スポーツがリニアTV市場を支え、CTV市場を押し上げる
米国でも旧(リニア)テレビ局の広告収益は減少しているのは周知だ。2018年頃の市場規模は約7.2兆円に達したが、2027年には5.5兆円にまで縮小する予測があり、市場の半減期が近付いていることが示されている。対照的にストリーミング配信による収益は増加し、リニア放送における収益の落ち込みをCTVが上積みしている状況だ。
この状況を単に視聴方法のシフトと理解するのではなく、リニア・CTVいずれの収益においても、スポーツコンテンツが「底支え」として大きく寄与している点に気づきたい。伸び続けるスポーツ放映権は年間3兆円に迫っている。
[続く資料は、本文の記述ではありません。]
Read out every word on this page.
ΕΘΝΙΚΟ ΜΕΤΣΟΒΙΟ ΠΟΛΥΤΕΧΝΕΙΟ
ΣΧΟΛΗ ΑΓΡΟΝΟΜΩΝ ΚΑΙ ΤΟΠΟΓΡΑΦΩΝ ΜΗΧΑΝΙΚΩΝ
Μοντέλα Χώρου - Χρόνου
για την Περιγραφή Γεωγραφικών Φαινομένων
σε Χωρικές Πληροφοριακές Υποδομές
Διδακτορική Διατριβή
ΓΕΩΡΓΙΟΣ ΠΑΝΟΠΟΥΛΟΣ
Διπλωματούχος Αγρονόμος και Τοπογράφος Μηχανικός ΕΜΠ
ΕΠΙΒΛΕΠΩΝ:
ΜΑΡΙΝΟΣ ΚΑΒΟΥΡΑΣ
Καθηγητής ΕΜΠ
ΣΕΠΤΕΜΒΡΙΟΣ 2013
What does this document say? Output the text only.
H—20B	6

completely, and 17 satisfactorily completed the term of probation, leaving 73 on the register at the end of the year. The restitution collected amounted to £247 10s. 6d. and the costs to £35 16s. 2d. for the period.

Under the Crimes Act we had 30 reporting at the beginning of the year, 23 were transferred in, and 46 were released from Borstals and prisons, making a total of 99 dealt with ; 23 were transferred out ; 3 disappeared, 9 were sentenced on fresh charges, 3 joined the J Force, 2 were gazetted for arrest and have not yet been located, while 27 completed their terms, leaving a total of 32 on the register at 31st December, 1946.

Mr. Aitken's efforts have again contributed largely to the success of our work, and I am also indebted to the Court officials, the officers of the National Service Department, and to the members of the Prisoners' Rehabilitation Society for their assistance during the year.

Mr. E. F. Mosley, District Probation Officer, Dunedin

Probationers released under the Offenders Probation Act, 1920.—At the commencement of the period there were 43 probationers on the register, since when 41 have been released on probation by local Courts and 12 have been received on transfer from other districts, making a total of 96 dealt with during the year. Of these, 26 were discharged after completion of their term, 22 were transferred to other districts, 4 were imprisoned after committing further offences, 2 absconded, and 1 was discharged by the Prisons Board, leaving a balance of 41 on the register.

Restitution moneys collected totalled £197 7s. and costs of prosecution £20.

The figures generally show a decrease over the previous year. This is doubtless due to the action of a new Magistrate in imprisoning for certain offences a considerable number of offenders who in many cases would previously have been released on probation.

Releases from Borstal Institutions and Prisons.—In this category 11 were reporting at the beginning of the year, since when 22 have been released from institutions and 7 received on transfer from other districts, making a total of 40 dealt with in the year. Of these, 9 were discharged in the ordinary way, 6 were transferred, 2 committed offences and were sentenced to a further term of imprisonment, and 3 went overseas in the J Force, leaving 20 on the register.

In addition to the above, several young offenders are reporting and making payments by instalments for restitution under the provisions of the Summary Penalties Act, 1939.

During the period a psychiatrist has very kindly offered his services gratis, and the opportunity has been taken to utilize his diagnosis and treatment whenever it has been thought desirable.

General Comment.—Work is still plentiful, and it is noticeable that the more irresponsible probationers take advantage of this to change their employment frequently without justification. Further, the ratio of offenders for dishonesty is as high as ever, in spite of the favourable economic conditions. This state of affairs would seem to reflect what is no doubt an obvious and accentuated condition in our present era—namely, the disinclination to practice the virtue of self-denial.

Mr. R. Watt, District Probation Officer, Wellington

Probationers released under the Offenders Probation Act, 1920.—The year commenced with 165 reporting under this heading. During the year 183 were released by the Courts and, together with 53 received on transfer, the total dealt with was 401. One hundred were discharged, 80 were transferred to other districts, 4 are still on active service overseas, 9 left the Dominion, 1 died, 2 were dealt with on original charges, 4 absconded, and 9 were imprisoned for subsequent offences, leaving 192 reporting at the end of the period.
この3兆円が上記のテレビ広告市場に占める大きさを想像してみよう(いずれも1ドル=100円換算)。
スポーツの放映権料が高騰している背景には、Amazon・Alphabet/YouTube・Apple・Netflixなどのビッグテックが企業価値(B/S資産)増大に比例し、莫大な支払い能力を高めていることが挙げられる。これにともない権利料は今後さらに高騰する見込みだ。
Disney/ESPNやComcast/NBCUといった旧テレビ局系企業がこの競争にどこまで耐えられるか、DAZNのような規模では振り落とされる可能性すらある。AmazonはNBAとWNBAに11年で約200億ドル(バスケットボール)、AlphabetはNFLに7年で約20億ドル(フットボール)、AppleはMLBとMLSに10年で約1億ドル(野球、サッカー)と、契約が次々と埋まっている。
日本国内でも既にこの影響はあり、テレビ業界では危惧されている。マーケター企業はこの事業構造のトレンドに気づき、早期に対応することができれば、新たなチャンスに「相乗り」することも可能だ。